La réduction de la capacité de transport stratégique au milieu des années soixante-dix, avec le sentiment que la Guerre froide se relâchait, emporta la flotte : les Britannia furent retirés en 1975 en même temps que les escadrons de Comet et de Belfast, et stockés à RAF Kemble et St Athan. De là, vendus ou loués, ils passèrent sur le marché civil, où les opérateurs cargo se les arrachèrent : ils avaient un plancher renforcé, une grande porte cargo avant, peu d'heures de vol et des coûts d'exploitation raisonnables. Une fois civilisés, les 252 et 253 furent redésignés 252F et 253F, bien que le premier fût moins polyvalent, faute de plancher cargo sur toute la longueur.

Seconde vie civile et derniers exploitants

Retirés des grandes lignes passagers, les Britannia retrouvèrent le rôle de cargo que la série 200 avait prévu dès le départ. Beaucoup d'anciens appareils militaires finirent entre les mains d'opérateurs cargo indépendants. Cubana de Aviación conserva le type malgré la révolution cubaine grâce à un accord spécial avec les constructeurs britanniques pour la maintenance de l'appareil, et en 1975 plusieurs Britannia cubains transportèrent des centaines de soldats des Forces armées révolutionnaires en Angola durant l'opération Carlota ; la compagnie continua de les exploiter jusqu'en mars 1990. Ensuite, des compagnies zaïroises ayant acheté les pièces détachées excédentaires du Royal Aircraft Establishment et de Cubana exploitèrent plusieurs Britannia jusqu'au début des années quatre-vingt-dix, sur des vols cargo réguliers depuis l'aéroport de N'djili vers diverses destinations du pays.
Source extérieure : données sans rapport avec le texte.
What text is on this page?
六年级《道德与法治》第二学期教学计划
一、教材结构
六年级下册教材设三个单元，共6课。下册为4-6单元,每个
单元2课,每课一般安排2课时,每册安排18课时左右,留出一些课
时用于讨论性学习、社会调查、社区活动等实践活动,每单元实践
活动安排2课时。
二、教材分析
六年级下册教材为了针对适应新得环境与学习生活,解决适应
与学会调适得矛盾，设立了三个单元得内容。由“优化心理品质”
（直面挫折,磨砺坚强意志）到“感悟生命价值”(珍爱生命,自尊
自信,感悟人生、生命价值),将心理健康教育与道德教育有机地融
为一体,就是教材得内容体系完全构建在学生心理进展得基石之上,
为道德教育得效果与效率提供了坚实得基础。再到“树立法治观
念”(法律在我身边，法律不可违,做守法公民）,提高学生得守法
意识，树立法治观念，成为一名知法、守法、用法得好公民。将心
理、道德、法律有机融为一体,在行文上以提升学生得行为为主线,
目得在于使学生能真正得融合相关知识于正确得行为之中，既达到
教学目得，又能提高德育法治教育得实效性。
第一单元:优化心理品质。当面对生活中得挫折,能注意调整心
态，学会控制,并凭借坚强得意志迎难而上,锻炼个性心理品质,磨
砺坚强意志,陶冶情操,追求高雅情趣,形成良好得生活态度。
Sur les 85 avions construits, 30 sortirent de l'usine de Short Brothers and Harland à Belfast et le reste de Filton. Face à une production projetée de 180 exemplaires, seuls 80 furent vendus. La mauvaise expérience du programme laissa des traces : la BOAC devint beaucoup plus prudente envers d'autres avions britanniques, notamment le Vickers VC10.

Les dérivés canadiens

En 1954, une licence fut accordée à Canadair, donnant naissance à 72 avions supplémentaires répartis en deux familles. Le CL-28/CP-107 Argus, avion de patrouille maritime et de lutte anti-sous-marine, fut optimisé pour l'autonomie et non pour la vitesse, et reçut quatre moteurs turbocomposés Wright R-3350-32W qui consommaient moins à basse altitude. Ce fut un hybride : les ailes, les surfaces de queue et le train du Britannia associés à un fuselage non pressurisé de conception nouvelle, avec des matériaux et des composants normalisés nord-américains au lieu des britanniques. Son intérieur était densément équipé d'électronique de navigation, de communication et tactique, et pouvait emporter bombes, torpilles, mines et grenades sous-marines. Trente-trois Argus furent construits en deux séries, Mk 1 et Mk 2, qui servirent dans la RCAF puis dans les Forces canadiennes de 1957 à 1982.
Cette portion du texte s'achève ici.